## GPS location data from mobile phones to study impacts of Bogota cable car opening

### Some background: 
- Flat part of bogota and some hills in the south that are now connected to the city center
- Providers (private company) that collect mobile phone data at a large scale (buy data for all of Colombia from and focus on region within the city)
- Now have two months worth of data for testing (have data from month after the opening of the cable car 2019, also a month from 2022)
- Goal: Do analysis to see if the month of data is good enough to be worth buying 2018 data (more expensive)
- How to know if it is good enough (2 key factors): How many observations appear in Bogota and what is their granularity and usefulness for tracking individual movements (e.g. can we see locations/movements between different neighborhoods?)

### Tasks: 
1) CALCULATE TOTAL NUMBER OF OBSERVATIONS IN BOGOTA
    - each observation is a ping, timestamped, individual identifiers for each device
2) REGULARITY OF OBSERVATIONS PER DEVICE OVER TIME
    - How long do I observe this device over the month? How often do I see each person per day?

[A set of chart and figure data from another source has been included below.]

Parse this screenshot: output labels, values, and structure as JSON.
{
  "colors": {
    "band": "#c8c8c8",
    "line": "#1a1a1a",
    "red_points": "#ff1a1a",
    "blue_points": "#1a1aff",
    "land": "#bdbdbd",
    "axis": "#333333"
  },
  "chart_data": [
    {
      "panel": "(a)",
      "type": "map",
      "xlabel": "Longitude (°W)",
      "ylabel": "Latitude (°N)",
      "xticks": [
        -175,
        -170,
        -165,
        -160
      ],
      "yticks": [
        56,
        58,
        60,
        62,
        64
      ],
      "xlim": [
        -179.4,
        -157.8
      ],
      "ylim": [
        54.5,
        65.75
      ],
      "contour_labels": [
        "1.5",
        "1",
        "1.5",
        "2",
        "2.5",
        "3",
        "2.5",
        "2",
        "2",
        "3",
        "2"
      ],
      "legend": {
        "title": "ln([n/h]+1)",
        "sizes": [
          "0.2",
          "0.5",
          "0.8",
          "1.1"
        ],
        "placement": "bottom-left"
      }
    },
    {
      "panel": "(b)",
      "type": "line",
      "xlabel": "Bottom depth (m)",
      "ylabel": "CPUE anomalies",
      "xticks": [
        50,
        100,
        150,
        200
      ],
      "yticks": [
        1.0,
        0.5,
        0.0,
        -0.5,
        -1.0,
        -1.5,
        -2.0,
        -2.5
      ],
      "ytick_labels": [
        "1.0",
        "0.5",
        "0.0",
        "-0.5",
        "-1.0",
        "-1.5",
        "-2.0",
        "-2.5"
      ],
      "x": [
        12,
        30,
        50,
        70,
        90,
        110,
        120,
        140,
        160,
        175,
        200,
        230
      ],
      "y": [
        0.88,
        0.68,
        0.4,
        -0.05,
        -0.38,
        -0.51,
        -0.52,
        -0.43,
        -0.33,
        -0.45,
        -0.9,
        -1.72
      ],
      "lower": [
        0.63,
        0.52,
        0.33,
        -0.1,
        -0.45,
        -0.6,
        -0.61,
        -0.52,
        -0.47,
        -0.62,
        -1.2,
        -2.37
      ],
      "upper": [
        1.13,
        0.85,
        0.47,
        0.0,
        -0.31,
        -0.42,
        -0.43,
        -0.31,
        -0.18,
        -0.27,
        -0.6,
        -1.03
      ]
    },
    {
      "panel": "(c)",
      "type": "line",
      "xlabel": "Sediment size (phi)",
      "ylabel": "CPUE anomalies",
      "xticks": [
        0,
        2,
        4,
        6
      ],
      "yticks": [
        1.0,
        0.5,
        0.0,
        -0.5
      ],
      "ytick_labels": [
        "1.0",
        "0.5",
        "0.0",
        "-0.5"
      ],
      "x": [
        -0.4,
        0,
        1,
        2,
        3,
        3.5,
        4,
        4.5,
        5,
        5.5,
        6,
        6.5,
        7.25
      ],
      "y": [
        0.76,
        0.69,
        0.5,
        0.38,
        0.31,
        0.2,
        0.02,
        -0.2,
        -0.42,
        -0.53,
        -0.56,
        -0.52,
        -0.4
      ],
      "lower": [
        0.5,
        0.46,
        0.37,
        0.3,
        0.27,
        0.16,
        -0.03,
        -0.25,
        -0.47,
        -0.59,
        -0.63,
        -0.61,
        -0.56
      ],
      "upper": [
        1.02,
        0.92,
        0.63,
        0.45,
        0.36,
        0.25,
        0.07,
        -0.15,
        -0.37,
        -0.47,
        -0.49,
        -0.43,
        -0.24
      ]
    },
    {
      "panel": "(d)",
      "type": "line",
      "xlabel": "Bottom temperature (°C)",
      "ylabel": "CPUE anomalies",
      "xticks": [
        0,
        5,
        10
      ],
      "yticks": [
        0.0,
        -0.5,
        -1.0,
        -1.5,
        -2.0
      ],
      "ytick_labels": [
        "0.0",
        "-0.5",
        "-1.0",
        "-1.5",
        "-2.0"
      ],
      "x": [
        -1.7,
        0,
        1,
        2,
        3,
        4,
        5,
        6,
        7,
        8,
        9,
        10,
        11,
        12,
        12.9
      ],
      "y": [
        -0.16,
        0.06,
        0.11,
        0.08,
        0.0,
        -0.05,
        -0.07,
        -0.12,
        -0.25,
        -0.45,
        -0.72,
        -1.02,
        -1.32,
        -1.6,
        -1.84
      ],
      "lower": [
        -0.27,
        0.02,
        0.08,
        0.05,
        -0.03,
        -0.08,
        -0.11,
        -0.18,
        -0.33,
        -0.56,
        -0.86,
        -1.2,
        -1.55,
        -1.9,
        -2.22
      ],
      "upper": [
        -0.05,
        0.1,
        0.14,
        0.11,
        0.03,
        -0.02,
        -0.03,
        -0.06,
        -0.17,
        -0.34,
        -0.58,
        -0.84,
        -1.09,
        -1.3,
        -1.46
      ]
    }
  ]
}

### Notes from 2023-03-08: 
- Drop users seen for less than 5 days and with less than 60 pings. Also for the home determination, maybe change the "bed time" to 10pm to 530am or 6am (try 11pm-5am and 10pm-6am).
- Want to be able to determine the home locations of the people. 

#### Next steps:
- Plots of user loss as the cutoffs for pings and days are varied.
- Number of pings during hours when home locations could be computed (per user). How many people? (see above for cutoffs)
- Map of home locations, especially see the regions in the south if we have some users from there. Generate a heatmap. Want to see some granularity.

In [None]:
from datetime import datetime as dt
import pandas as pd
import unidecode
from matplotlib import pyplot as plt
import os
import glob
import numpy as np
import pyarrow.parquet as pq
import geopandas as gpd
import skmob
import contextily as cx
import mobilkit
import pytz
from matplotlib import cm
import statsmodels.api as sm


import seaborn as sns
from skmob.measures.individual import home_location
import dask.dataframe as dd
import dask.array as da
import dask.bag as db
import statsmodels.formula.api as smf
import time
import warnings
warnings.filterwarnings('ignore')
from shapely.geometry import Polygon

#set to working directory in an .env file
%cd "/Users/emilyrobitschek/git/ETH/SPUR/mobile_data_colombia/"

### Data

Elena gave me these potential column identifiers for the data: `['device_id', 'id_type', 'latitude', 'longitude', 'horizontal_accuracy',
       'timestamp', 'ip_address', 'device_os', 'os_version', 'user_agent',
       'country', 'source_id', 'publisher_id', 'app_id', 'location_context]`
Looking at the data it looks like the columns are actually:
`['device_id', 'id_type', 'latitude', 'longitude', 'horizontal_accuracy',
       'timestamp', '?', 'device_os', 'os_version', 'user_agent',
       'country', 'source_id', 'publisher_id', 'app_id', 'location_context]`

### Load metadata

In [None]:
meta_folder = "./metadata/"
bogota_geo = meta_folder + "poligonos-localidades.shp"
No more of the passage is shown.